1- Non au gaspillage de nourriture

 Les membres de la famille sont peut-être conscients des conséquences du gaspillage de nourriture, avec leur impact sur le budget du ménage. Sont-ils toutefois conscients des conséquences sur l’environnement ? D’après les statistiques, 1,3 milliard de tonnes de nourriture sont chaque année jetées dans le monde, ce qui revient à un tiers de la production d’aliments : chiffre alarmant ! Pour ce faire, l’action commence premièrement dans nos foyers :

>> n’achetez que les aliments dont vous avez besoin

>> apprenez à vos enfants les bonnes manières de consommation : se servir de la bonne ration, ce qui signifie ne mettre que la bonne quantité de nourriture dans l’assiette (ainsi, ils ne laisseront pas des restes)

>> privilégiez des recettes de cuisine qui font appel à la réutilisation de vos aliments

2- Réduisez l’achat de produits en barquettes

Réduire nos achats de produits en barquettes et en conserves, c’est possible en achetant ses produits dans les marchés locaux.
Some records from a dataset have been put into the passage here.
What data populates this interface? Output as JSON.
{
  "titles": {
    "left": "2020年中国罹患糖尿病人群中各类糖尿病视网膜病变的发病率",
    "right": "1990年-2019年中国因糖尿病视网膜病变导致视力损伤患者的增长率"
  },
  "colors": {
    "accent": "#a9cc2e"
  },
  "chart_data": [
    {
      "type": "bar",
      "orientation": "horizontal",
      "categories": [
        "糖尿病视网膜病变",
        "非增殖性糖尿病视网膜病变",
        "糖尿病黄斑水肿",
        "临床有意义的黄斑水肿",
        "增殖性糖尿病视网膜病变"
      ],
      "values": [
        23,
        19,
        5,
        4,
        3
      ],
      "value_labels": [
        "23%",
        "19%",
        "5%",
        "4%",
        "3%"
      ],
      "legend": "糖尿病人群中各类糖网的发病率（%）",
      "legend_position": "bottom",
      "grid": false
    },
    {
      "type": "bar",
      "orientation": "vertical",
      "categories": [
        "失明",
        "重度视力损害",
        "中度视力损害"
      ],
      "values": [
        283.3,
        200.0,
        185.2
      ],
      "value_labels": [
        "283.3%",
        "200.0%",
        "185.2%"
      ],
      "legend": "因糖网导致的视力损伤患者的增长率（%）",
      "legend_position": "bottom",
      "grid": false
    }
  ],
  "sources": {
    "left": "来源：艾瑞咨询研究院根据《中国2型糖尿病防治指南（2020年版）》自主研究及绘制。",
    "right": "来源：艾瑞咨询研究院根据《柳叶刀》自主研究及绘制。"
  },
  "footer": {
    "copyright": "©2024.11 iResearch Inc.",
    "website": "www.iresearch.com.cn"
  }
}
Dans le cas des fruits et légumes par exemple, l’approvisionnement auprès des producteurs est plus avantageux pour l’environnement mais également pour l’économie. De plus, grâce à cette alternative, vous faites d’une pierre deux coups, car d’une part vous avez droit à des produits frais à un prix bien intéressant et d’autre part vous contribuez à réduire vos déchets.

3- Optez pour le recyclage maison

Revaloriser les déchets n’est pas une affaire des grandes usines de transformation. Vous aussi pouvez faire votre propre recyclage.
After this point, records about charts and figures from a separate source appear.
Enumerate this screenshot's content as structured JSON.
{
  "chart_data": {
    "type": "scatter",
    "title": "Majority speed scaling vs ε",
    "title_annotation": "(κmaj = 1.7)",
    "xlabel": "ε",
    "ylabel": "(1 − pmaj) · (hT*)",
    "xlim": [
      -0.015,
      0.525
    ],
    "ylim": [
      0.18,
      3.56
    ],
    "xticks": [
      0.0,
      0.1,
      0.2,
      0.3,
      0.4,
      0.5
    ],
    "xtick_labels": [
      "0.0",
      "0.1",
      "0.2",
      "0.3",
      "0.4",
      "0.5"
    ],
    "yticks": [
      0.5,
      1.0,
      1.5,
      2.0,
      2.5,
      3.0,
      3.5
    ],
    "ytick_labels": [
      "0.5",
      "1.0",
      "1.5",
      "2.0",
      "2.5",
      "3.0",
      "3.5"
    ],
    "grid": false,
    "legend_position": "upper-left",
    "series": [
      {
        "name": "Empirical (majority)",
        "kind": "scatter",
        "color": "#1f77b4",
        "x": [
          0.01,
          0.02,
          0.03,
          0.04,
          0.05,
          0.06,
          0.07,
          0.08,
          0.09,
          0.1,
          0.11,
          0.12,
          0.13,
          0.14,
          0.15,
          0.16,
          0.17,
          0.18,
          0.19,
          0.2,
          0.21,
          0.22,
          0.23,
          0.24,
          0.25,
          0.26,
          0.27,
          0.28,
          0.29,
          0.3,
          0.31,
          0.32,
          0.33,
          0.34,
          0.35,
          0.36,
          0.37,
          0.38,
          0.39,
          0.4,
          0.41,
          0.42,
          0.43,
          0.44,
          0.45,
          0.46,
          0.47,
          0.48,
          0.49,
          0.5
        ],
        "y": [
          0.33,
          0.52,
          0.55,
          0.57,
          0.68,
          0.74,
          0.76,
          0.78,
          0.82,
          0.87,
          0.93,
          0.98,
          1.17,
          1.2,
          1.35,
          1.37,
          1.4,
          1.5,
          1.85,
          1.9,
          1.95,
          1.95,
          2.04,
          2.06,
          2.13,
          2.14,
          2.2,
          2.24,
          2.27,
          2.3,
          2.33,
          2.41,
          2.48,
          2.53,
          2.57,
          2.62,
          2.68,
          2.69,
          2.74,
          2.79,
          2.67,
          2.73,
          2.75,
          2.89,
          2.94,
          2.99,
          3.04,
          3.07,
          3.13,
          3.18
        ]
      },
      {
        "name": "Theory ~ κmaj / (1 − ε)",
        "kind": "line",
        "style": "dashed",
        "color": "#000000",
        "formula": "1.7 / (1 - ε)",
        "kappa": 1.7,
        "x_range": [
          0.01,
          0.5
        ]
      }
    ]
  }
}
Réutilisez vos flacons : dans votre cuisine, dans votre salle de bain, sur votre table coiffeuse, vous en avez certainement qui ne servent plus. Inutile de les jeter, donnez-leur une seconde vie. Vos contenants de produits cosmétiques ou de savon liquide par exemple, après nettoyage peuvent être utilisés comme articles de décorations. De même pour les petits pots de confiture ou de tartines de vos enfants, ils peuvent être recyclés en récipients où vous pouvez stocker vos produits en poudre ou liquide : sel de bain, poudre de cannelle, poivre, miel, etc. Pour ce faire, toutes vos préparations faites maison auront également des contenants spéciaux écolo.

À noter : dans tous les cas, il ne faut pas oublier de bien nettoyer, de stériliser et de désinfecter chaque objet pour votre sécurité et celle de vos enfants.

Ce ne sont là que quelques bases pour commencer. Il y a d’autres comportements que vous pourrez changer afin de rejoindre le collectif des soucieux de l’environnement, à travers le concept de zéro déchet. Songez en effet à l’avenir de vos enfants et de la génération future dans un monde plus propre et plus vivable.

Pour démarrer, vous pouvez toujours opter pour le système de tri sélectif. C’est-à-dire séparer vos ordures destinées au recyclage à l’usine : plastique, papier et carton, verre ou autres. C’est ensuite au recycleur de les collecter et de les préparer en vue de leur revalorisation selon leur nature.

Si vous avez trouvé le concept intéressant, et si vous pensez que les quelques astuces que nous avons donné dans cet article sont bénéfiques, n’oubliez pas d’en toucher mot à votre entourage : voisins, amis, collègues et autres membres de la famille.